Clear standardised governance pathways, specifically for incidence and prevalence studies, must be agreed upon between the REC and PBPP. This is especially important for rare diseases where national or regional studies, rather than local studies, are essential to ensure robust sample sizes. Access to a limited amount of unconsented routinely collected data is required to maximise scientific quality. This unconsented clinical information is often not suitable or appropriate for data safe havens because of the need to check clinical diagnoses, particularly important in difficult-to-diagnose conditions. There must also be an understanding that such epidemiological studies are research and not audit and, to avoid a disproportionate response, that they are low risk. Explicit agreement on these measures is essential to ensure future researchers do not unnecessarily revisit the same issues we faced.

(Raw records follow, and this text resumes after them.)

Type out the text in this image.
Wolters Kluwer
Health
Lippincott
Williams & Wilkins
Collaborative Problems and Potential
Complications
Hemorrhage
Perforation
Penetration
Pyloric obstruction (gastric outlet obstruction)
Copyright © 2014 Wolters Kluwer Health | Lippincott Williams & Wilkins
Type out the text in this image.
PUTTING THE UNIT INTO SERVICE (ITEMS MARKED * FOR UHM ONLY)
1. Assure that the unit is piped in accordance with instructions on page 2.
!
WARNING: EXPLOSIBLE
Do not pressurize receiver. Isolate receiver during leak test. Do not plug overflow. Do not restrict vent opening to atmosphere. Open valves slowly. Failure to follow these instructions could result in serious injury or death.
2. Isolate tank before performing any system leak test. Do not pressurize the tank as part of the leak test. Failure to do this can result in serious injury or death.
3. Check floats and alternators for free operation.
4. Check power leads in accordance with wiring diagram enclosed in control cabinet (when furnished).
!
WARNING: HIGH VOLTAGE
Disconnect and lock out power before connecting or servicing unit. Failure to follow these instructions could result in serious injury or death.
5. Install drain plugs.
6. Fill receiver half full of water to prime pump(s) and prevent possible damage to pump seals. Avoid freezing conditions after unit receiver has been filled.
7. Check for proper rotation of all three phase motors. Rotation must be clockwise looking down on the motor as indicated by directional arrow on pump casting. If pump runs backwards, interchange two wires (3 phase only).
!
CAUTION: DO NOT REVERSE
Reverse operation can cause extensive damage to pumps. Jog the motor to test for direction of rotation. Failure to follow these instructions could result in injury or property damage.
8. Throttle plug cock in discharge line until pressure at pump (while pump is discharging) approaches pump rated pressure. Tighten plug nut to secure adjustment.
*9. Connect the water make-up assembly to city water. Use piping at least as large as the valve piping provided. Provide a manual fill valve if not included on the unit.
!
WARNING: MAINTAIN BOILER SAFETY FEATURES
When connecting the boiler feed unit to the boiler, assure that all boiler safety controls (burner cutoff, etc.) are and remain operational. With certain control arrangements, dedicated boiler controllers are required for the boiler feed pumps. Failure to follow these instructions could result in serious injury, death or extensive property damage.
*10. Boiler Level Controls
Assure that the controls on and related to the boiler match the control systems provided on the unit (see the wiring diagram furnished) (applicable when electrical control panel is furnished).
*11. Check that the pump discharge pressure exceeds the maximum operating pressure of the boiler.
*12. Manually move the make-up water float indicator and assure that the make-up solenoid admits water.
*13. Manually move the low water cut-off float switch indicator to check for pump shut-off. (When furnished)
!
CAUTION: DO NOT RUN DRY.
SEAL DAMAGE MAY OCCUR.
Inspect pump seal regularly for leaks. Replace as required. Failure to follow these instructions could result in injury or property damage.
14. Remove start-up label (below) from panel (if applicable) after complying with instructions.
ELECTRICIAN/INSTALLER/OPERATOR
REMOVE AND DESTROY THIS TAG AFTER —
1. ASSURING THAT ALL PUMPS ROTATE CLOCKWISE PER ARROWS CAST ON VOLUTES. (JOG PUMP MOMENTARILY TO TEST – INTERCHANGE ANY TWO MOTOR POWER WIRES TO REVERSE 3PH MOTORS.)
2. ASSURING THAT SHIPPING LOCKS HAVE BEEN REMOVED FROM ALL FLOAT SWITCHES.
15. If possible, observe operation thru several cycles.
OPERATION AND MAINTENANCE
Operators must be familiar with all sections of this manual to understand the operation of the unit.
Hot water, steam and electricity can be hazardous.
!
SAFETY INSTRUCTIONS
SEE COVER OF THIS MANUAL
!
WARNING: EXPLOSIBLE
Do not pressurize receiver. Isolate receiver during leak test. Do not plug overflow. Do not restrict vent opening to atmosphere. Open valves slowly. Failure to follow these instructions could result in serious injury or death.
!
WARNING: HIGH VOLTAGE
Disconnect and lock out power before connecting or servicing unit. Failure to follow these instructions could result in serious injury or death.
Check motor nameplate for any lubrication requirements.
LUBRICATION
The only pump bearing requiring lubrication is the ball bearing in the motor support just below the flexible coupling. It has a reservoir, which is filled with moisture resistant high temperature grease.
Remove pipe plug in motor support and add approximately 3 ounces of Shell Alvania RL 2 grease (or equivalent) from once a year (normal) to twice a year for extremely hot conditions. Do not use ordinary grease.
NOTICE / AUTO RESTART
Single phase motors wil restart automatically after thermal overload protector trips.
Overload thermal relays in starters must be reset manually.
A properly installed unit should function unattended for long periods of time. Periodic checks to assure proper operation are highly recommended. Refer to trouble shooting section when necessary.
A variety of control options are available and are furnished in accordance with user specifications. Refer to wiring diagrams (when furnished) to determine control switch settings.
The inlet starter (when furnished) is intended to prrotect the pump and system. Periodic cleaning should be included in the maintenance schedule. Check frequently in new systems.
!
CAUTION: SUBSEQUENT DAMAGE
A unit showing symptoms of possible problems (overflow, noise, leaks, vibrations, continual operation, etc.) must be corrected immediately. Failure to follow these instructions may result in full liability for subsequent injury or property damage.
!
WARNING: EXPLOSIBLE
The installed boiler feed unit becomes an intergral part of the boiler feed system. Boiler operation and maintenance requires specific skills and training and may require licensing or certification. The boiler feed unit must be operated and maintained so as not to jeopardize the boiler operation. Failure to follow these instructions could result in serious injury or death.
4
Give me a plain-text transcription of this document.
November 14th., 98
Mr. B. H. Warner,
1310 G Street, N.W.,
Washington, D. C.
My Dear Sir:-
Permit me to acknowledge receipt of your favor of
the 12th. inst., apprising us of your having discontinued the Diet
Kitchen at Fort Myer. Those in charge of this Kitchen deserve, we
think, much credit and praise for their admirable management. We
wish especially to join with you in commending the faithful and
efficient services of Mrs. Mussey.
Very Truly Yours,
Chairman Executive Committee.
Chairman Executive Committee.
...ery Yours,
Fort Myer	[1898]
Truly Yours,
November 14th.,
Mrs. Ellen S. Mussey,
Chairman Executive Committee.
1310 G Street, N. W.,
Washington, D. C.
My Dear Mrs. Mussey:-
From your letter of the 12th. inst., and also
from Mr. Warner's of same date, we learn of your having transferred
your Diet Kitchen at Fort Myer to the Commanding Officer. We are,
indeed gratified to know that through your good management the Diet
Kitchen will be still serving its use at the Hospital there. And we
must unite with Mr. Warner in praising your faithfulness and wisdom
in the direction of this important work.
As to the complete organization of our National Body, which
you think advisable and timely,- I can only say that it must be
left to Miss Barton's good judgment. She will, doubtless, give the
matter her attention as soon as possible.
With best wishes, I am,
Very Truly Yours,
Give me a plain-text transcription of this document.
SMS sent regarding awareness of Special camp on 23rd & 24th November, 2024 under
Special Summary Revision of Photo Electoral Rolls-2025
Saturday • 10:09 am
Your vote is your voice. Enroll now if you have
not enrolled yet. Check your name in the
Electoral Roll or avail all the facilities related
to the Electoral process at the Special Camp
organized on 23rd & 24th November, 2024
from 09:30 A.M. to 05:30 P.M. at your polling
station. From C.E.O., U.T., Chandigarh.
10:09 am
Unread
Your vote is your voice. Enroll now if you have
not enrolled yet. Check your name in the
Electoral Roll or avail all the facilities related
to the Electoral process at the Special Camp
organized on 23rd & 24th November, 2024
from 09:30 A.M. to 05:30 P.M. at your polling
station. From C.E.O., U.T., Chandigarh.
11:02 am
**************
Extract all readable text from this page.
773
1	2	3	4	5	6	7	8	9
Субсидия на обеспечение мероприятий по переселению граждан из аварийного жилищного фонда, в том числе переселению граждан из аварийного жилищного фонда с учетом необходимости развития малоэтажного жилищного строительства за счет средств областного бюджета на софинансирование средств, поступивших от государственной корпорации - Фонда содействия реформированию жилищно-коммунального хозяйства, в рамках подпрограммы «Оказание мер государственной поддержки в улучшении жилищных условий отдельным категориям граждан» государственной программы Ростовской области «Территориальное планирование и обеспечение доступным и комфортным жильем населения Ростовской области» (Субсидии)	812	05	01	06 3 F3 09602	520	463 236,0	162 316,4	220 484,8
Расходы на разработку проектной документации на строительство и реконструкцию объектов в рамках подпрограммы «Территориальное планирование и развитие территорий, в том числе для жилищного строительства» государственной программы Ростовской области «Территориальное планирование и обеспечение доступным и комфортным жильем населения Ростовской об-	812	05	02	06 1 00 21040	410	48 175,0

A clearer practical distinction of the roles and responsibilities of the REC and PBPP is also required. We believe the number of tiers within the PBPP approval structure should be reconsidered. At a minimum, proposals escalated beyond a Tier 1 review should be flagged so that proactive steps are taken to facilitate communication with applicants. If the PBPP continue to require operational and administrative support by eDRIS, a time-limit should be imposed on this initial preparatory process. Requests for clarification or additional information, particularly in the context of a review by another approval body, should add value and be solely to assist panels to resolve governance difficulties; that is facilitate their ability to identify risks posed by the research protocol, determine if risks are disproportionate to potential research benefits or if the study can be redesigned to reduce risk without compromising its ability to answer the research question, and finally, ensure investigators have taken reasonable steps to minimise (note, not necessarily eliminate) the chance that remaining risk results in harm. Regional and national committees should also aim to provide greater consistency to have greater legitimacy in the eyes of the research community and the public.

Conclusions

In the context of increasing investment, the simultaneous, ever-increasing, barriers to doing important, high-quality, low-risk epidemiological or population-based research using patient-identifiable information is concerning. At best, this runs the risk of making such research poorer quality. At worst, it may kill it. Continuing to tolerate excessive and unnecessary bureaucracy will serve the interests of neither the public nor research community. The historical impetus for research governance arose, in part, due to concern relating to increasing commercial research and the necessity to both facilitate and monitor this involvement to protect both patient and NHS interests. Ironically, if approval processes continue to be so prohibitively time-consuming, high-quality, low-risk epidemiological research will become possible only by industry or by universities with an extensive research infrastructure and dedicated administrators. When, in the interests of upholding absolute privacy at all costs, we do not do what would have most benefited the patient/public’s best interests, and where money from charities and other research funders goes into navigating needless bureaucracy rather than carrying out research, patients and funders will lose confidence, to the detriment of evidence-based clinical care or public health provision. Information governance committees, guided by clinical researchers, must step up as leaders in this area, making use of flexibilities and opportunities within the law to enable present and future researchers to maximise the benefits of routinely collected data.